Мы на сегодняшний день по России работаем с четырьмя регионами: в Тыве, на Алтае, в Бурятии, в Пермской области. Сейчас, может быть, начнем работать в Читинской области, в Красноярском крае. В Кемеровской области планируем начать работу. Необходимо охватить всю полосу, которая идет по Восточной Сибири, За Уралом, где горные районы, много гидроэнергетических ресурсов, где есть отдаленные населенные пункты. Все эти места нуждаются в электрической энергии.
- Какая, на Ваш взгляд самая большая проблема развития вашей отрасли?
- Самая большая проблема малой энергетики в России — отсутствие законодательной базы для развития возобновляемой энергетики.
В свое время был принят закон, он по многим причинам не был утвержден президентом, хотя был принят Думой. Сейчас готовится новый закон. Но что означает принять закон? Это значит выделить федеральные деньги. Реальные федеральные деньги для обеспечения электроэнергией людей, проживающих в экстремальных природно-климатических условиях.
Для тех, кто производит оборудование, эксплуатирует его, пользуется электроэнергией. Ведь, посмотрите, как сделано в Европе, в Латинской Америке: хочешь построить источник возобновляемой энергии, — пожалуйста, получи от государства кредит. Потом, когда ты построил его,- тебе часть этого кредита прощают. Налоговые каникулы - пожалуйста. Хочешь продавать ее - сети обязаны у тебя покупать. И не по тому тарифу, по которому платят за электроэнергию, производимую на больших ГЭС — естественно, этот тариф гораздо ниже, а по тому тарифу, который делает экономичным производство экологически чистой энергии.

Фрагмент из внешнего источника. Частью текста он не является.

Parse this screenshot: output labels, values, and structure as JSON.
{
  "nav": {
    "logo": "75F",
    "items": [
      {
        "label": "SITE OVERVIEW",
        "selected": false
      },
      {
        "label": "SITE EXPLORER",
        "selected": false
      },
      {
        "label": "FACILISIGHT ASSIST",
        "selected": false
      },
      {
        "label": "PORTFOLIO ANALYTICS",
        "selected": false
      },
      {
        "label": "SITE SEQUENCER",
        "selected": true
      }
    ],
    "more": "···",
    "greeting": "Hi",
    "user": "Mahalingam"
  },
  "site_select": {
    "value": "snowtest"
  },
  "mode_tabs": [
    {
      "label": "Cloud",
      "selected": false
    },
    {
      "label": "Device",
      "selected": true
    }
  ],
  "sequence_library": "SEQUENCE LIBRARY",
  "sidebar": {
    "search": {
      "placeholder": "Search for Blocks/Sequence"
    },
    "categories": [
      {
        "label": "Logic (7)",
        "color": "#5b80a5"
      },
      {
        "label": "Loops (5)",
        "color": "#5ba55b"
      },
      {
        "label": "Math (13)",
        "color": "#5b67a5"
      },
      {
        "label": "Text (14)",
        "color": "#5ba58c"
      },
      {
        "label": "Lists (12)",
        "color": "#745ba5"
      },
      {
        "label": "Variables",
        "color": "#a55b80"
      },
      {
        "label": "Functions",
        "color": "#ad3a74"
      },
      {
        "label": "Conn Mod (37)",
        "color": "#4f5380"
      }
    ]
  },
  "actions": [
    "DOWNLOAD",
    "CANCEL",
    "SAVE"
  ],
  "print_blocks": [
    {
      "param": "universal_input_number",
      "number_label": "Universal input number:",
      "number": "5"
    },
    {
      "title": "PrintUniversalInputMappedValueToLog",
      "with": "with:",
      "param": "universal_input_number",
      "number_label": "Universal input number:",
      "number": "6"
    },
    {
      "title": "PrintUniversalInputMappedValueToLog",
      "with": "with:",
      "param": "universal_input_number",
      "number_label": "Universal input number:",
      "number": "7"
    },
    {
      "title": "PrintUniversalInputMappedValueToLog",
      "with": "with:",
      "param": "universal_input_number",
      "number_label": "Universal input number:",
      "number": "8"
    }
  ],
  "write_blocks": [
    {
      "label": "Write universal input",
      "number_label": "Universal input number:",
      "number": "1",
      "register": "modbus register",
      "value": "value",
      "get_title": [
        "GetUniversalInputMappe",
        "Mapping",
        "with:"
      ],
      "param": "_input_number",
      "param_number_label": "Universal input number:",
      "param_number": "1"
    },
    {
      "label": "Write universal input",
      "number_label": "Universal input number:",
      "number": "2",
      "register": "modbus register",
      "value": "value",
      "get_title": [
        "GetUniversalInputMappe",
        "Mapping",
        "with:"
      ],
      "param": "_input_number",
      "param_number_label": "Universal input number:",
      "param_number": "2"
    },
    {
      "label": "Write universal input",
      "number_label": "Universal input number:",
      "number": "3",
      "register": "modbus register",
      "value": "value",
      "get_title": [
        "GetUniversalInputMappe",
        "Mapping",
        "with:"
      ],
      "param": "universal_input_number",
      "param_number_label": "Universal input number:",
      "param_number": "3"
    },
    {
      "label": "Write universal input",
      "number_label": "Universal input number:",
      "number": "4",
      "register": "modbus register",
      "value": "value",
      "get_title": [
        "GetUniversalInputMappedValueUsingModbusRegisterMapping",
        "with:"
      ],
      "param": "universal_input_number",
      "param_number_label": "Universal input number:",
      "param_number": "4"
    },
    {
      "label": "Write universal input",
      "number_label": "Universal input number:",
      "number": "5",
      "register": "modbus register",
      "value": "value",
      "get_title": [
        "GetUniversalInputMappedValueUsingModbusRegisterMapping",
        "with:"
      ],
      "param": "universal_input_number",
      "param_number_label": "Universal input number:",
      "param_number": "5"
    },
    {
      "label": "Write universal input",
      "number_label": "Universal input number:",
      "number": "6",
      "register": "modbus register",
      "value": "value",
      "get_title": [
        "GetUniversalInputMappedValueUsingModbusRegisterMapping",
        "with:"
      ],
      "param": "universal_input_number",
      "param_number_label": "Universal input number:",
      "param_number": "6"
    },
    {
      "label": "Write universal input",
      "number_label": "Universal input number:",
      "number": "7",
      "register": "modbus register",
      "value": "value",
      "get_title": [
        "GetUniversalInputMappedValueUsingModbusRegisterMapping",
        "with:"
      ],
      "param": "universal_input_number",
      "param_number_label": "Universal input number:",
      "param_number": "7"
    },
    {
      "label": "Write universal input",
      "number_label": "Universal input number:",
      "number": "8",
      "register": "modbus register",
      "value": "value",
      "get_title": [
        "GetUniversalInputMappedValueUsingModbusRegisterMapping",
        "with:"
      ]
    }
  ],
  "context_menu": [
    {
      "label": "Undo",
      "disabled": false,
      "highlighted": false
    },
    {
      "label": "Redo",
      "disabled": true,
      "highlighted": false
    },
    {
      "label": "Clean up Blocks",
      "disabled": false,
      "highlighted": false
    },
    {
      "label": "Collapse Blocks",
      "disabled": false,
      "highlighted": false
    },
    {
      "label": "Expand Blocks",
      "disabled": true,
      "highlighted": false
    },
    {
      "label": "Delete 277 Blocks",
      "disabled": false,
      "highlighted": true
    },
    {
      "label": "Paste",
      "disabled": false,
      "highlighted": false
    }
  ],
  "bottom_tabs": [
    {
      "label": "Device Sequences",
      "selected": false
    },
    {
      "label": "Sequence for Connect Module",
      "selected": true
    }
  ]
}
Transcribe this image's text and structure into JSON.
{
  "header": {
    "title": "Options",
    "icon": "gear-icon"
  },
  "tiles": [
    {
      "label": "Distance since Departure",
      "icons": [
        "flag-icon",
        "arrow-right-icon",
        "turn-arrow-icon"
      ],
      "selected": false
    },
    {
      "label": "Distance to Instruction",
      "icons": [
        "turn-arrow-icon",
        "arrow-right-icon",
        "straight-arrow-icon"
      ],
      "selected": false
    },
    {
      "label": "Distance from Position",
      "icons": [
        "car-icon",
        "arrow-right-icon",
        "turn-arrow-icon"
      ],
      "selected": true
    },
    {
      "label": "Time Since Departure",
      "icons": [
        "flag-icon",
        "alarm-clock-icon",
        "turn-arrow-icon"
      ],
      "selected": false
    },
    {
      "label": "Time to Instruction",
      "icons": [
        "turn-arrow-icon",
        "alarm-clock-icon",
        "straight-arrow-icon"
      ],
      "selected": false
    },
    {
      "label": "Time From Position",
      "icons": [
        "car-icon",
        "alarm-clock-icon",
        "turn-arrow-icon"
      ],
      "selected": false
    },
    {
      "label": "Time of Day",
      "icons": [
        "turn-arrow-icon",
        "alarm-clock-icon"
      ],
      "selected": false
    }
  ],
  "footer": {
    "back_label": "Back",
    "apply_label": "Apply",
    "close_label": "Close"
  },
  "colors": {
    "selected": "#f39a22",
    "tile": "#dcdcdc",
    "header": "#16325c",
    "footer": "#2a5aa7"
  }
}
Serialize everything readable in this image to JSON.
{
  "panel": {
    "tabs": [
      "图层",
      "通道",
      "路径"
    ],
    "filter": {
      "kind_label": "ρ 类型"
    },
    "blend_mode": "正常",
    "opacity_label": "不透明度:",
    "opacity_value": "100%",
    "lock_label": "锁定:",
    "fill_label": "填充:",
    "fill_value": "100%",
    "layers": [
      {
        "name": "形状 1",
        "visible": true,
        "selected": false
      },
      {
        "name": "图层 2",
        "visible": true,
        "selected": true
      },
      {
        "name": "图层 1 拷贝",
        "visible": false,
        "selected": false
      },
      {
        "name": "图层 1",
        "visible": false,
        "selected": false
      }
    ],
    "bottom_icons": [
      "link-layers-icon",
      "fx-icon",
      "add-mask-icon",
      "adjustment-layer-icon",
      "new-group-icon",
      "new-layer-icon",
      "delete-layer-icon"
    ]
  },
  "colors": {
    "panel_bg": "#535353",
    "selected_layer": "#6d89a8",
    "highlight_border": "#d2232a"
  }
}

Такие условия может определить только государство! Невозможно развивать энергетику без государства. Во всех странах это понимают.
Смешно, мы пустили гидроэлектростанцию в Панаме по программе обеспечения электроэнергией отдаленных районов. А у нас в России программа энергообеспечения северных районов была в свое время подготовлена, утверждена и погибла. Никто денег на нее не дал. Вот так и развиваем гидроэнергетику, по нашему, по русски!
- Но какие -нибудь положительные тенденции намечаются? Есть оптимизм, ведь вы продолжаете этим заниматься?
- Конечно. Сейчас президент обратил внимание на эту отрасль. Да и мы еще повоюем.
Гидростроители — это самые высококвалифицированные строители. Гидростроители могут построить все, потому что при строительстве Гидроэлектростанций стояться и мосты, и плотины и здания, и сложнейшее оборудование. Умеем, значит получится справиться и со стратегическими проблемами.